In Canada - Call your doctor for medical advice about side-effects. You may report effects that are side wellness Canada at 1-866-234-2345.
See section that is also warning.
Before taking diclofenac, tell your doctor or pharmacist in the event that you have any other allergies if you are allergic to it; or to aspirin or other NSAIDs (such as ibuprofen, naproxen, celecoxib); or. This product may contain ingredients that are inactive which could cause allergic reactions or other problems. Talk to your pharmacist for more details.
Before making use of this medication, tell your doctor or pharmacist your medical history, especially of: asthma (including a brief history of worsening breathing after using aspirin or other NSAIDs), bleeding or clotting problems, heart disease (such as for example previous coronary attack), hypertension, liver condition, growths into the nose (nasal polyps), stomach/intestinal/esophagus problems (such as bleeding, ulcers, recurring heartburn), stroke.
Kidney issues can sometimes occur by using NSAID medications, including diclofenac. Dilemmas are more prone to happen if you take certain medications (see also Drug Interactions section) if you are dehydrated, have heart failure or kidney disease, are an older adult, or. Drink plenty of fluids as directed by your doctor to prevent dehydration and tell your doctor right away if you have any unusual change in the quantity of urine.
Before having surgery, tell your doctor or dentist about all the services and products you use (including prescribed drugs, nonprescription drugs, and herbal items).
This drug may make you dizzy or drowsy. Do not drive, use machinery, or do any activity that requires alertness until you are sure you can perform such activities safely.
This medicine might cause stomach bleeding.
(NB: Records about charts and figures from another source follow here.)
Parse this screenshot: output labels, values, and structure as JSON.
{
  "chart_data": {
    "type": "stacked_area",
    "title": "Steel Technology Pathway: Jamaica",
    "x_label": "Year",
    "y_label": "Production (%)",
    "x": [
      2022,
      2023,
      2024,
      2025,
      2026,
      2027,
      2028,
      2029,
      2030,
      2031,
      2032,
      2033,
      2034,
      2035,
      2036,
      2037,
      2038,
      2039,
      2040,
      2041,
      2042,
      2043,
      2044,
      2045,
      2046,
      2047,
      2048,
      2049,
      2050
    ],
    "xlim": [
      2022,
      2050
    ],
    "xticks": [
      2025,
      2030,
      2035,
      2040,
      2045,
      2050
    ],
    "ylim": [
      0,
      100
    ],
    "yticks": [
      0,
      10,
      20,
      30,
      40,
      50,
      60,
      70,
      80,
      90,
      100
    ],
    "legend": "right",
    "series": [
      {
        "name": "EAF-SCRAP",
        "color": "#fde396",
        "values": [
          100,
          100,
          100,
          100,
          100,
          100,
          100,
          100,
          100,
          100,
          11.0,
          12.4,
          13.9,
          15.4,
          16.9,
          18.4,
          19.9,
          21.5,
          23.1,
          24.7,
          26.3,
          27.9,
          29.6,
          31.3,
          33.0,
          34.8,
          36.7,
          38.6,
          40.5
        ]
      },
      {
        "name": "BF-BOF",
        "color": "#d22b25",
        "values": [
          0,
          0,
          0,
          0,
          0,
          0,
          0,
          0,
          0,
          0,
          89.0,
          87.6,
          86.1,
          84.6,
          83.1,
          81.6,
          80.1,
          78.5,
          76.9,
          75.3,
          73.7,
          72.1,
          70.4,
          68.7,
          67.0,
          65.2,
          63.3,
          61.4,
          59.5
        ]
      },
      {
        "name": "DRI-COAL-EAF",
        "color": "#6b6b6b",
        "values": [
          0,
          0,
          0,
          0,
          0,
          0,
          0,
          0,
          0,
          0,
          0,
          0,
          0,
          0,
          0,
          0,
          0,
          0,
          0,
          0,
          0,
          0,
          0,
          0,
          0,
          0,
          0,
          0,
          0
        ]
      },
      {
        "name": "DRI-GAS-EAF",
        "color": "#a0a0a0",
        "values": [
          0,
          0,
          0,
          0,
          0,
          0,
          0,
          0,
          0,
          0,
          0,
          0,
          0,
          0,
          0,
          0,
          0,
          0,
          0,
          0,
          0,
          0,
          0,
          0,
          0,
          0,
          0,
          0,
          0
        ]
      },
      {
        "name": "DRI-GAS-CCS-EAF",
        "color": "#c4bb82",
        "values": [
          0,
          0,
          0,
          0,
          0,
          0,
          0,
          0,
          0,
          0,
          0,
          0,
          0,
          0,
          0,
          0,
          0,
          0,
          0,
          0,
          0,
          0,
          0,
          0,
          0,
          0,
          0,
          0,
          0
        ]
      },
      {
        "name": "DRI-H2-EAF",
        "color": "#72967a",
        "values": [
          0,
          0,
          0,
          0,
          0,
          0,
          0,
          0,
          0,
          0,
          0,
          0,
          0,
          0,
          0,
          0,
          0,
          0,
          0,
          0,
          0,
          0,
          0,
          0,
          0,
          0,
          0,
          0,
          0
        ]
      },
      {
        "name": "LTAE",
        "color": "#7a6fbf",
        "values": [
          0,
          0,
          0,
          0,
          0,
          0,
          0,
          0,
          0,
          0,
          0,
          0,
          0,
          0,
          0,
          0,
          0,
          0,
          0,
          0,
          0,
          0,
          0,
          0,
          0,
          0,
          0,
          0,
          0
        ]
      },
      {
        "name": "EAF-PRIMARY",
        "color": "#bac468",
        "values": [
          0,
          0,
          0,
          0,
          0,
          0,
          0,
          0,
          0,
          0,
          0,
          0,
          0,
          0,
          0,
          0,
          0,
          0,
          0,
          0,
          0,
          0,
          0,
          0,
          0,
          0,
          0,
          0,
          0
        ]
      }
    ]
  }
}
Daily use of alcohol and tobacco, particularly when combined with this medicine, may increase your danger for belly bleeding. Limit stop and alcohol smoking. Consult your doctor or pharmacist for more information.
This medicine may make you more sensitive to the sun. Avoid prolonged sun exposure, tanning booths or sunlamps. Use a sunscreen and wear protective clothing when outside.
Older adults may be more sensitive to the medial side ramifications of this drug, especially stomach/intestinal bleeding, renal issues, and worsening heart problems.
Before using this medication, women of childbearing age should talk with their doctor(s) about the benefits and risks (such as miscarriage, trouble getting pregnant). Tell your doctor if you are pregnant or if you plan to become pregnant. During maternity, this medication should be used only when clearly needed. It isn't suitable for usage through the first and last trimesters of pregnancy due to harm that is possible the unborn child and disturbance with normal labor/delivery.
This drug passes into breast milk. While there have been no reports of problems for nursing infants, consult your medical professional before breast-feeding.